La ville est multi-confessionnelle. Elle abrite une importante communauté syriaque dans un pays où elle est estimée à près de 12 000 personnes. Cette minorité reste méconnue, mais appartient à la catégorie des “Chrétiens d’Orient” dont les nationalistes ici utilisent l’appellation pour soutenir les “bombardements des villes Syriennes”, sous le focus d’un soutien total et aveugle à Bachar Al-Assad. Pourtant, Mardin n’est pas située en Syrie, mais bien en Turquie, à une quinzaine de kilomètres de la frontière. Elle est considérée historiquement comme l’une des villes jumelles d’Alep. En effet, elle a été une des plaques tournantes commerciales dans l’Histoire.

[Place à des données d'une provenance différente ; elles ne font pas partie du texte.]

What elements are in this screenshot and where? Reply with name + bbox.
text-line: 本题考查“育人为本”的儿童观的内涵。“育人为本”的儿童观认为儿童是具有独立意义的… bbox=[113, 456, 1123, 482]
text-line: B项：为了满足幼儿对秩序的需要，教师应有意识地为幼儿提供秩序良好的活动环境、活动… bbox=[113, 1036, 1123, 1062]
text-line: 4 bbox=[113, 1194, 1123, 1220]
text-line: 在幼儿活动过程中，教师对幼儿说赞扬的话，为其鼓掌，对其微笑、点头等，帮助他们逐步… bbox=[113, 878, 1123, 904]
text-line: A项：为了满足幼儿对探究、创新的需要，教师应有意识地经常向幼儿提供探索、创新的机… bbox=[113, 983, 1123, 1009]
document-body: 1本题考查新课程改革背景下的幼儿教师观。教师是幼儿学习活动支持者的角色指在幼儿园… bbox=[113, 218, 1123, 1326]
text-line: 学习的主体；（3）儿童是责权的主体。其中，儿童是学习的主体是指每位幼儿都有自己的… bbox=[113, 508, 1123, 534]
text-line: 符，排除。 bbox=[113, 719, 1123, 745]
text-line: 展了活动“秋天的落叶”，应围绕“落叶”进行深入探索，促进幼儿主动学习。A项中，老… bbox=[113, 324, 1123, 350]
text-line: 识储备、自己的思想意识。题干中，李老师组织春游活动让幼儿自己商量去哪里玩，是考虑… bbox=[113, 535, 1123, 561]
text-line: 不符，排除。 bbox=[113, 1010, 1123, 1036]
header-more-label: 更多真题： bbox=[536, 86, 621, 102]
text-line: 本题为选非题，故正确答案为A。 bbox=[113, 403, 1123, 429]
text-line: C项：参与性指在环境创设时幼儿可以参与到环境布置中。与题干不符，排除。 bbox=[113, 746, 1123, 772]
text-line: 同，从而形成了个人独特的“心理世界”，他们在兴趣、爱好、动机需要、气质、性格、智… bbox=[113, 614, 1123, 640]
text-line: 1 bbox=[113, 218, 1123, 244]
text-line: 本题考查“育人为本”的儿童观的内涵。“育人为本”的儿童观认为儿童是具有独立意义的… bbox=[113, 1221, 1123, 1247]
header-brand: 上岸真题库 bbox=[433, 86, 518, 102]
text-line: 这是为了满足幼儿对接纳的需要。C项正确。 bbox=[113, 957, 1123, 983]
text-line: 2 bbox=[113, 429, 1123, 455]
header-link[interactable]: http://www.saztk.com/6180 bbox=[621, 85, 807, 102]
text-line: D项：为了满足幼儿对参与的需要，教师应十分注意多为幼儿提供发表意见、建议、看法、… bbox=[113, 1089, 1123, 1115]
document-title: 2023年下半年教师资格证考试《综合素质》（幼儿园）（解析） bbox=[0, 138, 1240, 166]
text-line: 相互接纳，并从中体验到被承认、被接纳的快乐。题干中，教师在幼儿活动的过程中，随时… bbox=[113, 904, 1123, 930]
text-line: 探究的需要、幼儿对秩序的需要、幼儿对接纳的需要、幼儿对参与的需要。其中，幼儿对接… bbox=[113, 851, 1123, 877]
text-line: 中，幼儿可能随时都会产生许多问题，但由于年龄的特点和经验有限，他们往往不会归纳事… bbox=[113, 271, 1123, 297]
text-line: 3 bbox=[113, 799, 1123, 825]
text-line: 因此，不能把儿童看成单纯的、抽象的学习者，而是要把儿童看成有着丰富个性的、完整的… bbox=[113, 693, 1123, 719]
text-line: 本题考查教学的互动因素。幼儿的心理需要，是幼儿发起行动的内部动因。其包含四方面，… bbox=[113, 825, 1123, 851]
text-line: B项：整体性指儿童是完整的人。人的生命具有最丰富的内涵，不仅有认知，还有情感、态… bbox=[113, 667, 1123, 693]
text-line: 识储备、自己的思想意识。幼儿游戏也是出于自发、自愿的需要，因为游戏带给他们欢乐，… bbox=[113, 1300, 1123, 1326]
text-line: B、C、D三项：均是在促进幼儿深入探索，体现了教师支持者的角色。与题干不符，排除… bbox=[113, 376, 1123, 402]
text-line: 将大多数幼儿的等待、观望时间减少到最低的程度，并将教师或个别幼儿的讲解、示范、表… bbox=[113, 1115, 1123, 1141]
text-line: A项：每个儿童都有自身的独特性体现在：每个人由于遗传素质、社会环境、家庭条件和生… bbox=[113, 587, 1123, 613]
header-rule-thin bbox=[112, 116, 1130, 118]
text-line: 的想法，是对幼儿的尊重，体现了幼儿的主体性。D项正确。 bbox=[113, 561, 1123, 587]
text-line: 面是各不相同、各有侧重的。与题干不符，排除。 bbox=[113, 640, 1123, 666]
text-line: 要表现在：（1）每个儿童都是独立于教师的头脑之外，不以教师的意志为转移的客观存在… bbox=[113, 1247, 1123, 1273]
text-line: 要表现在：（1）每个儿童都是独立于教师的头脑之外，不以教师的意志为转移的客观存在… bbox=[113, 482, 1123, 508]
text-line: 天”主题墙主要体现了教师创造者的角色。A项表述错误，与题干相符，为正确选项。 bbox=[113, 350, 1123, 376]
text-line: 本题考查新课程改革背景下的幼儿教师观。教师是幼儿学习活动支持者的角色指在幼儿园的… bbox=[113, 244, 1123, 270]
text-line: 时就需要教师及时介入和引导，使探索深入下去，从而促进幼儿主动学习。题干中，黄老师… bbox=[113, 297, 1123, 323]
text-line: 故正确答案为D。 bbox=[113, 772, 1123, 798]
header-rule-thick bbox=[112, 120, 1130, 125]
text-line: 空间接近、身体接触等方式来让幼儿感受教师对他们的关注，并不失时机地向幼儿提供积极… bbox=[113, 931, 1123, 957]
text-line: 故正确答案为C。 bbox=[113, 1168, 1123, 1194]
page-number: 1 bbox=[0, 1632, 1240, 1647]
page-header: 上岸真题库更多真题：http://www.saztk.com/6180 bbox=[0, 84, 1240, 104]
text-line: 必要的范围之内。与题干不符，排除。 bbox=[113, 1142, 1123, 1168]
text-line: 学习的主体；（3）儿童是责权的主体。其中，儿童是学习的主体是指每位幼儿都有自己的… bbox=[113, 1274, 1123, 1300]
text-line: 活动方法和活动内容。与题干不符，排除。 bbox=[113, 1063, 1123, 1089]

À la tête de la municipalité, Februniye Akyol, ou de son originel “Fabronia Benno”, partageait le poste de co-maire avec Ahmet Turk. Elle avait été élue en mars 2014 sous l’étiquette du BDP (le Parti de la paix et de la démocratie, en turc : Barış ve Demokrasi Partisi). Inscrit dans le cadre du processus de paix, BDP avait gagné 98 mairies, avec un peu plus de 4 % de la totalité des voix exprimées.

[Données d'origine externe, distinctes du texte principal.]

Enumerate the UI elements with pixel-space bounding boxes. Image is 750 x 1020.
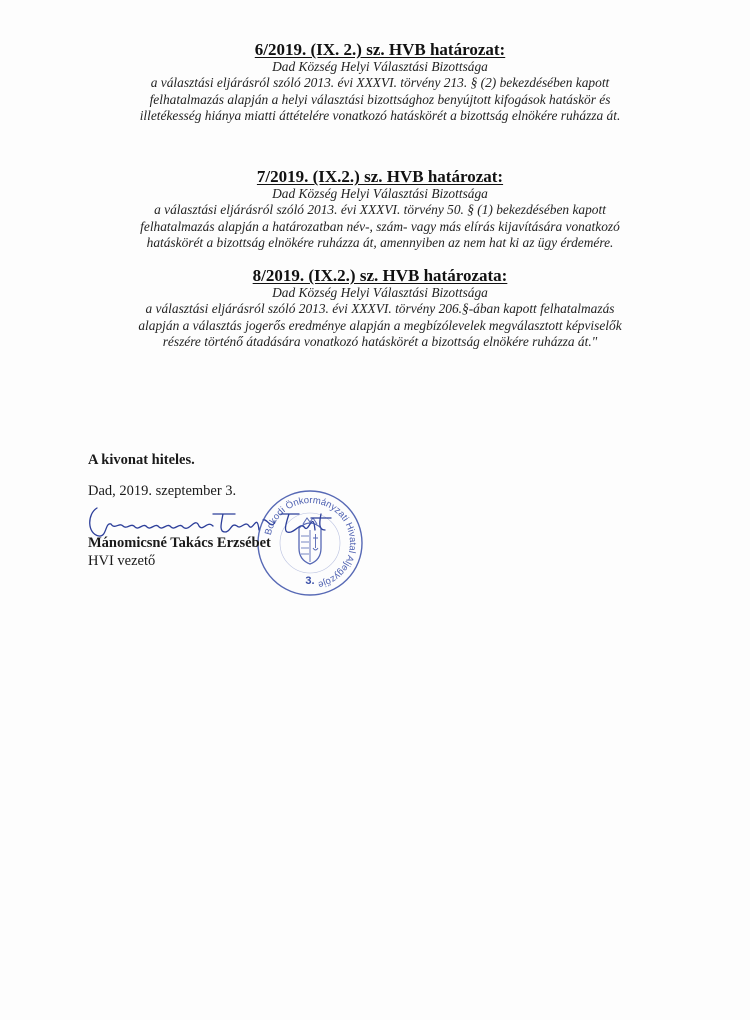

À la tête de Mardin, plus aucune personne n’exerce de mandat. Un représentant désigné par l’Etat turc a repris les fonctions des deux co-maires. La ville est limitrophe de la zone autonome du Rojava. Il s’agit également d’un message fort adressé aux habitants du Nord de la Syrie.
La jeune mairesse âgée de 26–27 ans porte les trois caractéristiques : être une femme, être chrétienne et appartenant au BDP devenu DBP (Parti démocratique des régions, en turc : Demokratik Bölgeler Partisi). Si Februniye n’a pas encore été incarcérée pour un motif sorti tout droit de l’imagination du pouvoir, cela ne saurait tarder. En effet, le pouvoir met régulièrement en avant les liens entre le PKK et le HDP/DBP pour mettre en avant des charges concernant le “terrorisme”, quand bien même les dossiers seraient vides. Dans ce contexte, sa destitution ne pouvait être qu’une question de temps, mais cela montre toujours un peu plus le vrai visage du régime de la Turquie. La répression contre toutes les minorités bat son plein contradictoirement au nom de la sauvegarde de la démocratie. En effet, le nombre d’attaques contre le DBP a augmenté du fait qu’il est affilié au HDP. Rappelons inlassablement que Selahattin Demirtaş et d’autres responsables et éluEs du HDP/DBP sont toujours retenus en otage dans les geôles Erdoğaniennes.
Dans cette perspective, le terminus du Tramway d’Erdoğan Compagnie se rapproche, avec pour finalité, la démocrature et le parti unique qui s’installe, comme garant des intérêts des Turcs, mais aussi pour imposer encore davantage un modèle arbitraire dont la garantie des droits des minorités religieuses, politiques, sexuelles n’est plus assurée par le régime. Si le terminus tant vanté par le Sultan reste une métaphore, l’accélération du tramway risque de causer des dégâts irrémédiables d’une ampleur supérieure à celle que nous connaissons aujourd’hui. En effet, il est impossible de stopper un tramway ou train arrivant à toute allure dans un terminus. À la fin, il ne peut que dérailler entraînant avec lui, l’ensemble des passagers c’est-à-dire l’AKP, dans une confrontation terrible avec la butée en béton, pour finalement sortir de ses rails.
On ne peut appeler cela un accident, mais simplement le crash prévisible à moyen-terme d’un mégalomane qui voulait épurer la Turquie pour la rendre à son image.
Personne ne peut s’offrir le luxe d’attendre le crash, au risque d’une guerre civile, et d’une sortie dont les éléments politiques régionaux pourraient faire qu’elle soit pire encore que la situation actuelle au Moyen-Orient.